Auch als Rockmusical tritt es seit 2023 seinen Triumphzug an. »Der „Faust des Nordens“ von Henrik Ibsen in der Übersetzung von Christian Morgenstern wird hier in einer rockigen Version mit Musik von u.a. Radiohead, Kygo, Lady Gaga und Ed Sheeran auf die Bühne gebracht. Die ambivalenten Gefühle und fantastischen Erlebnisse der Protagonisten werden in den Songs emotional widergespiegelt. Selbst die klassische Bühnenmusik von Eduard Grieg wird für die Rockband neu arrangiert und kommt leitmotivisch zur Anwendung. So wird der nordische Klassiker erneut attraktiv für Jung und Alt!«
Wahn, Wunder, Wow-Effekt, was uns staunen lässt
Peer Gynt ist beispielhaft überall vertreten. Staunen lässt uns, was der Regisseur Martin G. Berger über „Peer Gynt“ – als Musical, der Figur psychologisch interpretiert zugrunde legt. Wie so oft ist das Verhältnis zu Eltern, besonders die „Mutter-Sohn“, „Eltern-Kind“-Konstellation von Bedeutung.

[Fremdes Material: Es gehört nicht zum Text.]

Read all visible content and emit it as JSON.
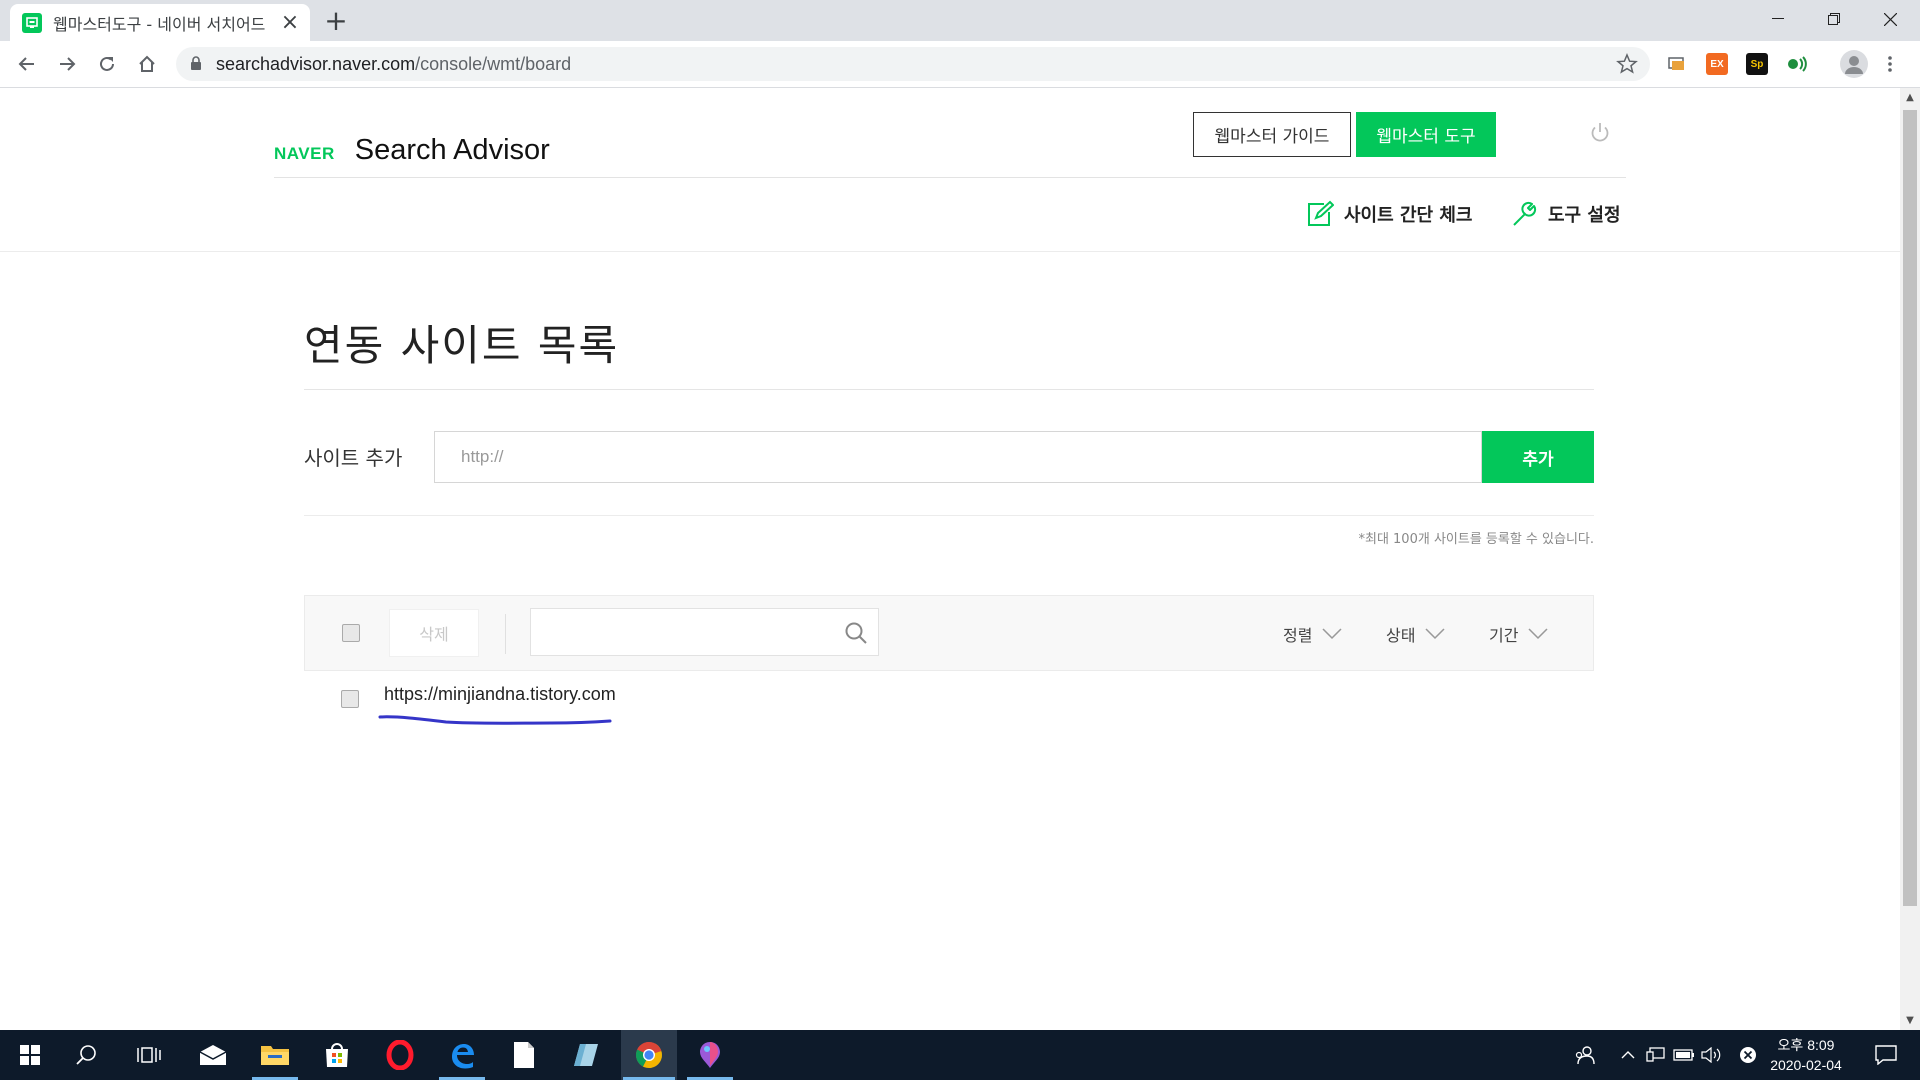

Berger konstatiert, wie entscheidend das Verhältnis von Peer Gynt zu seinen Eltern sei und darum auch bedeutend für die Inszenierung. „Sein reicher Vater hat sich zu Tode gesoffen, die Mutter ist alleine. Für mich war der Ansatzpunkt, dass Peer Gynt eigentlich aus ärmlicheren Verhältnissen kommt“. Und kommt darüber zu der Erkenntnis, der grundsätzlichen Vertrauensstörungen, die zu ständiger Aufschneiderei und Lügengeschichten führen könne. „Peer Gynt als Coming-of-age Geschichte, eine Pubertätsgeschichte in den ersten drei Akten, wo jemand gegen Widerstände rennt und versucht, sich zu finden. Im vierten Akt ist es ein Erwachsenenleben und im fünften ist es eine Reflexion über die anderen Akte.“
Im Kern liege hier die „Verwahrlosung“, meint Berger, „eine fehlende Beziehung, eine fehlende Herzensbildung im Elternhaus, in der Beziehung zur Mutter, die sich auf eine ganz rührende Weise am Ende des dritten Aktes nur einmal auflöst, wenn er sie zum Sterben begleitet und ihr nochmal eine Phantasie bietet, die ja auch wieder, wenn man genau liest in der ein bisschen verschwurbelten Sprache des 19. Jahrhunderts, einfach nur lautet: Du hast mal ein schickes Kleid an und bist mit C-Promis im Schloss auf der VIP-Party.“
Wahn, Wunder, Wow-Effekt heißt unser Seminar im Wintersemester 24_25 und lädt zum Staunen ein. Dieses Thema ist genauso vielfältig, wie das Stück des „Peer Gynt“ und enthält zahllose Aspekte, die zur näheren Interpretation einladen. Einer wäre der, der zur vollendeten Täuschung hinführt. Nicht nur Peer flunkert vor, er sei ein Prinz, der größte Liebhaber oder im wahrsten Sinne „Überflieger“. Zahlreiche Beispiele aus Literatur oder öffentlichen Medien verwundern uns, ob ihrer erstaunlichen Kunst, andere perfekt zu täuschen.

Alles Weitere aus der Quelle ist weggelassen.